Logic Apps can be created in Visual Studio or directly in the Azure Portal using the browser. Navigate to the azure portal click the plus button at the top of the right hand column, then Web + Mobile then Logic App


Complete the form and click Create


This will take a short while to complete. Once complete you can select the logic app from you resource list to start to use it.

If you look at my recent list


You can see the logic app I’ve just created but you will also see my previous logic app and you will also notice that there is also an integration account and an Azure function. These are both required in order to create the necessary schemas and maps required to translate the CSV file to XML.

The integration account stores the schemas and maps and the Azure function provides some code that is used to translate the CSV to XML.

An integration account is created the same way as a logic app.
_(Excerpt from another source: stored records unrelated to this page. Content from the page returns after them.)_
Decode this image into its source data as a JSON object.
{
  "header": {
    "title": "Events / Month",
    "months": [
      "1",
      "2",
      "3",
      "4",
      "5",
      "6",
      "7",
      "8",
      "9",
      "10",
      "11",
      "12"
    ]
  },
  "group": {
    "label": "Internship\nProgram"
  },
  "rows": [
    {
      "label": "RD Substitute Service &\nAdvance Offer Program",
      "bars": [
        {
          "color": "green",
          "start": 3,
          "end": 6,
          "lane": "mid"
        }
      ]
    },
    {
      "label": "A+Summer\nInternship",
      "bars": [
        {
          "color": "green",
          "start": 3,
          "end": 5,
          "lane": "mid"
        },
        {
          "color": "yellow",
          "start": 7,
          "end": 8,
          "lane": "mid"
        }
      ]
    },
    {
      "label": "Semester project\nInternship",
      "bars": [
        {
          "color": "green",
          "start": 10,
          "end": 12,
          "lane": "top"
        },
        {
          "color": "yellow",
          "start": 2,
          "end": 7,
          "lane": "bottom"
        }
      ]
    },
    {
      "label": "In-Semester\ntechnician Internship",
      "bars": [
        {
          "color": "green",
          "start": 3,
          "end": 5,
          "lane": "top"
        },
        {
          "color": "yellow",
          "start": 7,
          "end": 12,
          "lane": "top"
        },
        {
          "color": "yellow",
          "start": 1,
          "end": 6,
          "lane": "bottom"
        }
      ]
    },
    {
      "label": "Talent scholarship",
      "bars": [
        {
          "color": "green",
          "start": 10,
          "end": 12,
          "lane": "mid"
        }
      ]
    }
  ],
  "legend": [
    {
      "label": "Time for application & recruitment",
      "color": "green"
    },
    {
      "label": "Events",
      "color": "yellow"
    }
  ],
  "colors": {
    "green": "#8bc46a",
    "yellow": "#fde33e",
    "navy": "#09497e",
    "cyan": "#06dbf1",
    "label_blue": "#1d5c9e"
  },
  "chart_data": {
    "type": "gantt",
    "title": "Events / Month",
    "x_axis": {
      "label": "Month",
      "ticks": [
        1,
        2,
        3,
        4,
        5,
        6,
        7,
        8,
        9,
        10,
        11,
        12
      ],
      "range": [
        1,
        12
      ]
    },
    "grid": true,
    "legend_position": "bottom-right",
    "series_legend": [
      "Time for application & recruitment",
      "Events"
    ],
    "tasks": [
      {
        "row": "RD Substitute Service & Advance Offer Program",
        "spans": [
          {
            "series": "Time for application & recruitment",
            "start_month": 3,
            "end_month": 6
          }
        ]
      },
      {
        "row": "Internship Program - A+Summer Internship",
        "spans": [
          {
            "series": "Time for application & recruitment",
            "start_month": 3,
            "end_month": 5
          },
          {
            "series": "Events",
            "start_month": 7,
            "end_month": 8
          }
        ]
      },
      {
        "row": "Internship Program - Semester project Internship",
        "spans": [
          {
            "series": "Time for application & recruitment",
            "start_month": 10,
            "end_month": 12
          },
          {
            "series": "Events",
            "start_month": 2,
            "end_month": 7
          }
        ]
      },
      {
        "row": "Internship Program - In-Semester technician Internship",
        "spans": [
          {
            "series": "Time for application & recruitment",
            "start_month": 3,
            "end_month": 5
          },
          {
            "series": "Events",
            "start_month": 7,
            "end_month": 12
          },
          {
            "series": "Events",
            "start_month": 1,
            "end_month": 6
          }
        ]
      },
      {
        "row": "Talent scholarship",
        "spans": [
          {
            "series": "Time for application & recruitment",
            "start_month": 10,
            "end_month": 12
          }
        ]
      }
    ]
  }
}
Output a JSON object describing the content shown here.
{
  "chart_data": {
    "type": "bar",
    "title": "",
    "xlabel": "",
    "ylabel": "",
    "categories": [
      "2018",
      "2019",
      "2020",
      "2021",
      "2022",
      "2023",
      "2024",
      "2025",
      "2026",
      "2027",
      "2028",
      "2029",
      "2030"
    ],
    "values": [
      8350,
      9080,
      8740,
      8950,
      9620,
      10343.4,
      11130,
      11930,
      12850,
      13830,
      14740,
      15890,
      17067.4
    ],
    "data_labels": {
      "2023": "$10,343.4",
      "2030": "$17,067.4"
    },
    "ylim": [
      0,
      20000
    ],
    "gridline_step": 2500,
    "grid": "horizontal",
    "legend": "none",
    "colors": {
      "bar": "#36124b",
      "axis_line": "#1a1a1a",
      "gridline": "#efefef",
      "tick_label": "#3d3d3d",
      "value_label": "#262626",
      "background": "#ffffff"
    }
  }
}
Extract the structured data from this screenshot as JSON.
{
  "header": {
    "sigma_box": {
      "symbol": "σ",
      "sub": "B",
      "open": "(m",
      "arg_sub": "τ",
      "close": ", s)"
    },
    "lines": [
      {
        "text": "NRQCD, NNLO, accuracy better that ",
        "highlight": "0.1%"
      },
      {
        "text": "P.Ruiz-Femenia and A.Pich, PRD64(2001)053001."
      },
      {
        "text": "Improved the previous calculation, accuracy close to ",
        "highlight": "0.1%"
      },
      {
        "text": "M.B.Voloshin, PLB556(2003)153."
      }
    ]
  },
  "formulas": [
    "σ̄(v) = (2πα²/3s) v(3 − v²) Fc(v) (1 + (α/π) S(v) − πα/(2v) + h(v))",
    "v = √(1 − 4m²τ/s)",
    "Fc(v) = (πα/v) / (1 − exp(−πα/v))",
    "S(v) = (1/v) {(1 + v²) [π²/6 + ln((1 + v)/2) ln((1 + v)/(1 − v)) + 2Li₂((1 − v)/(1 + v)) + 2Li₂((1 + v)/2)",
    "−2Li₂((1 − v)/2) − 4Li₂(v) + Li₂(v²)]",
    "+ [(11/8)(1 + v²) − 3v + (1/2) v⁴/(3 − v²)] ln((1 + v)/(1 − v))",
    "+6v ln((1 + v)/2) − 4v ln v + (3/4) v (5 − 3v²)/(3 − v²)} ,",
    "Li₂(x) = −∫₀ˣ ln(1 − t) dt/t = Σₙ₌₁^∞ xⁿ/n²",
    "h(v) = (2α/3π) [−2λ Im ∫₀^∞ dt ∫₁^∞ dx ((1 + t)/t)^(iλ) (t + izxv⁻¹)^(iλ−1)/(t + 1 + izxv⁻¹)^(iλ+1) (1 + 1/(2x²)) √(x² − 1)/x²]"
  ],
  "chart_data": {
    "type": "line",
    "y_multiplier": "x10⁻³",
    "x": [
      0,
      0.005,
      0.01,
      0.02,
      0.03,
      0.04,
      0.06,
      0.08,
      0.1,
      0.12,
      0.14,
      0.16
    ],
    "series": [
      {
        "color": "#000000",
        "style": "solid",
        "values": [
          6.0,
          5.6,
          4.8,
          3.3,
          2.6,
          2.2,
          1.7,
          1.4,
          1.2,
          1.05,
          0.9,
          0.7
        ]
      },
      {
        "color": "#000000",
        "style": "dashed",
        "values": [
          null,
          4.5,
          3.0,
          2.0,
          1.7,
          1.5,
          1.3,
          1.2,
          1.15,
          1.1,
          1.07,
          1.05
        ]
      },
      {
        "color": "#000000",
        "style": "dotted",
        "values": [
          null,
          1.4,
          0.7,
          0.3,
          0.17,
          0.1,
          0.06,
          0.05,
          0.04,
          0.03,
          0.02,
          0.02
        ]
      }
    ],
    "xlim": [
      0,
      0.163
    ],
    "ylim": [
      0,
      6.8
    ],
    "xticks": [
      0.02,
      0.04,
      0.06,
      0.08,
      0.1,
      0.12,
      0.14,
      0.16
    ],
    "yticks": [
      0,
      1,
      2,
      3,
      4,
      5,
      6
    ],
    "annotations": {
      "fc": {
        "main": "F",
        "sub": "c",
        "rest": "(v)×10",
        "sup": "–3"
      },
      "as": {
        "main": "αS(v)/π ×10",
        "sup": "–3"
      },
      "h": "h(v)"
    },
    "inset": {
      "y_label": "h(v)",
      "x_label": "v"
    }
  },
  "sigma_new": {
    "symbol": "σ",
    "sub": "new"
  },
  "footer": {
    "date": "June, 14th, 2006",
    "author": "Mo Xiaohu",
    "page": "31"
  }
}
The easiest way is to click on the plus symbol and then search for integration


Click on Integration Account then Create


Complete the form


Then Create. Once created you can start to add your schemas and maps


You will now need to jump into Visual Studio to create your maps and schemas. You will need to install the Logic Apps Integration Tools for Visual Studio

You will need to create a schema for the CSV file and a schema for the XML file. These two blog posts walk you through creating a flat file schema for a CSV file and also a positional file

I created the following two schemas



Once you have create the two schemas you will need to create a map which allows you to map the fields from one schema to the fields in the other schema.


In order to upload the map you will need to build the project in Visual Studio to build the xslt file.

The schemas and map file project can be found in my repository on GitHub

To upload the files to the integration account, go back to the Azure portal where you previously selected the integration account, click Schemas then Add


Complete the form, select the schema file from your Visual Studio project and click OK. Repeat this for both schema files. You do the same thing for the map file. You will need to navigate to your bin/Debug (or Release) folder to find the xslt file that was built. Your integration account should now show your schemas and maps as uploaded


There’s one more thing to do before you can create your logic app. In order to process the transformation some code is required in an Azure Function. This is standard code and can be created by clicking the highlighted link on this page. Note: If you haven’t used Azure Functions before then you will also need to click the other link first.



This creates you a function with the necessary code required to perform the transformation


You are now ready to start your logic app. Click on the Logic App you created earlier. This will display a page where you can select a template with which to create your app.


Close this down as you need to link your integration account to your logic app.

Click on Settings, then Integration Account and pick the integration Account where you previously uploaded the Schemas and Map files. Save this and return to the logic app template screen.

Select VETER Pipeline


Then “Use This Template”. This is the basis for your transformation logic. All you need to do now is to complete each box.



In Flat File Decoding & XML Validation, pick the CSV schema


In the transform XML


Select the function container, the function and the map file

All we need to do now is to return the transformed xml in the response message. Click “Add an Action” on Transform XML and search for Response.


Pick the Transformed XML content as the body of the response. Click save and the URL for the logic app will be populated in the Request flow


We now have a Request that takes the CSV in the body and it returns the XML transform in the body of the response. You can test this using a tool like PostMan or Fiddler to send in the request to the request URL above.

There is also a test CSV file in my repository on GitHub which can be used to test this.